— Это потому что вы на ночь глядя чаю чёрного надулись, вот вас и таращит.
— Прошу прощения?..
— Вы меня послушайте, я ведь тоже уже не молод. Прошли те времена, когда я выпивал чашку кофе перед сном и спал, как младенец, а с утра выпивал бутылку пива и шёл на учёбу… — Тут я непроизвольно взял паузу, и мы с Фёдором Игнатьевичем погрустили о прошедших весёлых временах. — А теперь надо очень хорошо думать, что и когда вводим в организм. Чёрный чай перед сном — ни-ни. Возьмите лучше зелёного. Его если не передержать, а заварить грамотно, так он ещё и поспособствует, срубит так, что пушками не поднимешь.

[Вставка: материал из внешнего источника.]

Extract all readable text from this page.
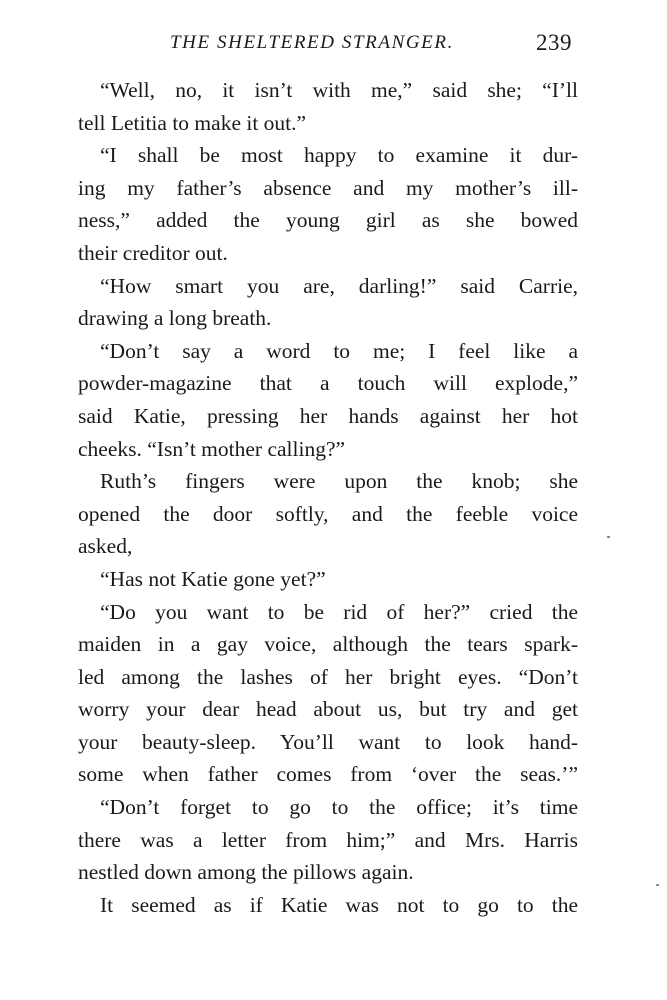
THE SHELTERED STRANGER.	239
“Well, no, it isn’t with me,” said she; “I’ll
tell Letitia to make it out.”
“I shall be most happy to examine it dur-
ing my father’s absence and my mother’s ill-
ness,” added the young girl as she bowed
their creditor out.
“How smart you are, darling!” said Carrie,
drawing a long breath.
“Don’t say a word to me; I feel like a
powder-magazine that a touch will explode,”
said Katie, pressing her hands against her hot
cheeks. “Isn’t mother calling?”
Ruth’s fingers were upon the knob; she
opened the door softly, and the feeble voice
asked,
“Has not Katie gone yet?”
“Do you want to be rid of her?” cried the
maiden in a gay voice, although the tears spark-
led among the lashes of her bright eyes. “Don’t
worry your dear head about us, but try and get
your beauty-sleep. You’ll want to look hand-
some when father comes from ‘over the seas.’”
“Don’t forget to go to the office; it’s time
there was a letter from him;” and Mrs. Harris
nestled down among the pillows again.
It seemed as if Katie was not to go to the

— Зелёного? Помилосердствуйте, это какого же такого — зелёного?
— Какой кошмар, он даже не слышал о зелёном чае…
— Это потому, папа, что наша кухарка закупается в индийской лавке, а надо ходить к китайцу.
— Это на соседней улице, — подсказал я.
— У него этих зелёных чаёв — полки ломятся. Натали уверяет, что они экзотичны и полезны.
— Мир так быстро меняется, постоянно что-то новое…
— Я вас умоляю, зелёный чай постарше вас будет.
— Но вы-то, Александр Николаевич, откуда ту лавку знаете?
Я только фыркнул, будто подражая Таньке. Ещё бы мне чего-то не знать на районе! С тех пор, как Фёдор Игнатьевич впервые вывел меня в парикмахерскую, я не только над книгами корпел, но и активно постигал окружающее пространство. Знал, где найти кожевенную мастерскую (кстати, не забыть с получки деньги за пёрышко занести!), лавку старьёвщика, бакалейную лавку, да дофига чего. Жили-то мы в весьма кучерявом, бодром и живом районе. Два шага от дома — и вуаля, жизнь.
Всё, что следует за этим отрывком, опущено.